Molokhiya is a fast growing annual in the hibiscus (Malvaceae) family.  It is closely related to the jute plant, which is used for making rope.  It originated in the marshes along the Nile River.  It is enjoyed wherever it is commonly grown, which includes parts of the Middle East and Asia.  It can be eaten raw or juiced, but is usually made into a thick soup.

Molokhiya leaves – 3 cups
Coconut oil – 2 tbsp
Onion – two small onions finely chopped
Water – 6 cups
Red wine vinegar – 1 tbsp
Cinnamon stick (optional)
Garlic – 3 cloves
Cilantro – a handful – finely chopped
Lemon – strained juice of one lemon
Coriander (fresh or dried)
Bags of pita chips

Basmati rice – cooked

Mix one onion with the vinegar and set aside.
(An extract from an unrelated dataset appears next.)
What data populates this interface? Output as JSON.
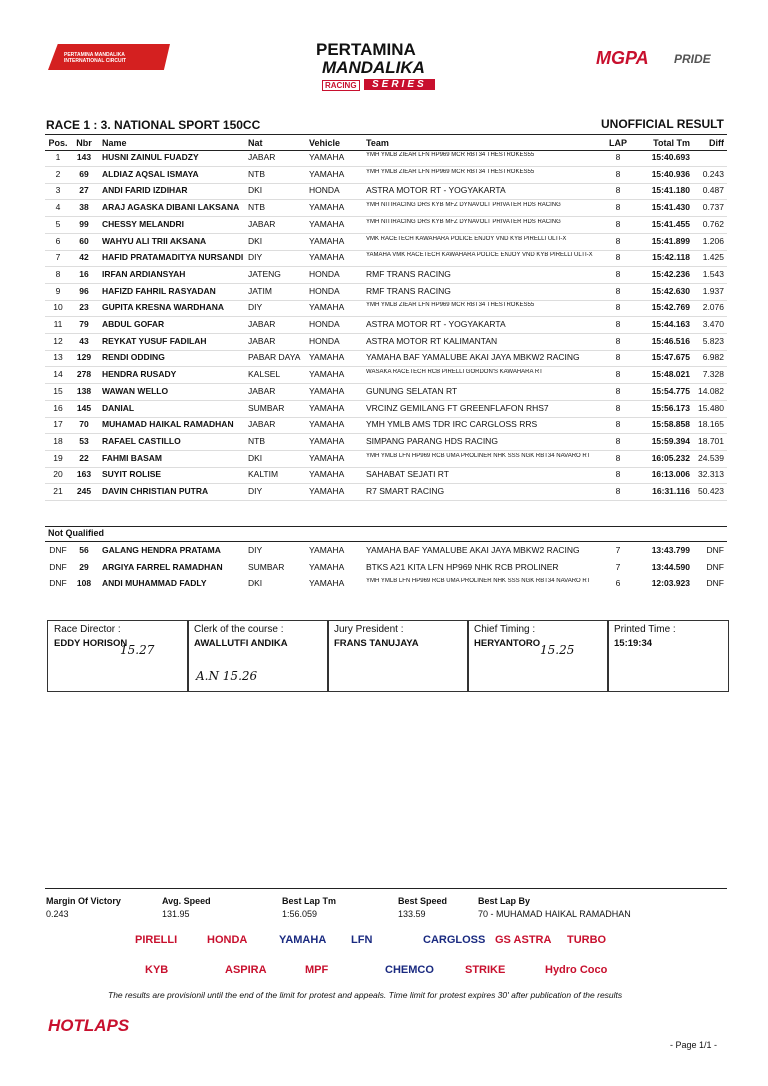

Sauté the other onion in 1 tbsp oil till golden brown.
Add the water and a cinnamon stick if you are using it and the salt.
Add the chopped molokhiya and the lemon juice.
Bring to boil and then simmer for 45 minutes

While the molokhiya is simmering saute the garlic, cilantro, and coriander, in the rest of the oil.
Add to the molokhiya after 45 minutes and simmer for another half hour.

Put pita chips on bottom of bowl.  Put rice on top of pita chips. 
Put molokhiya on top of rice, then, then more rice and then more molokhiya on top
Top with the chopped raw onion in vinegar.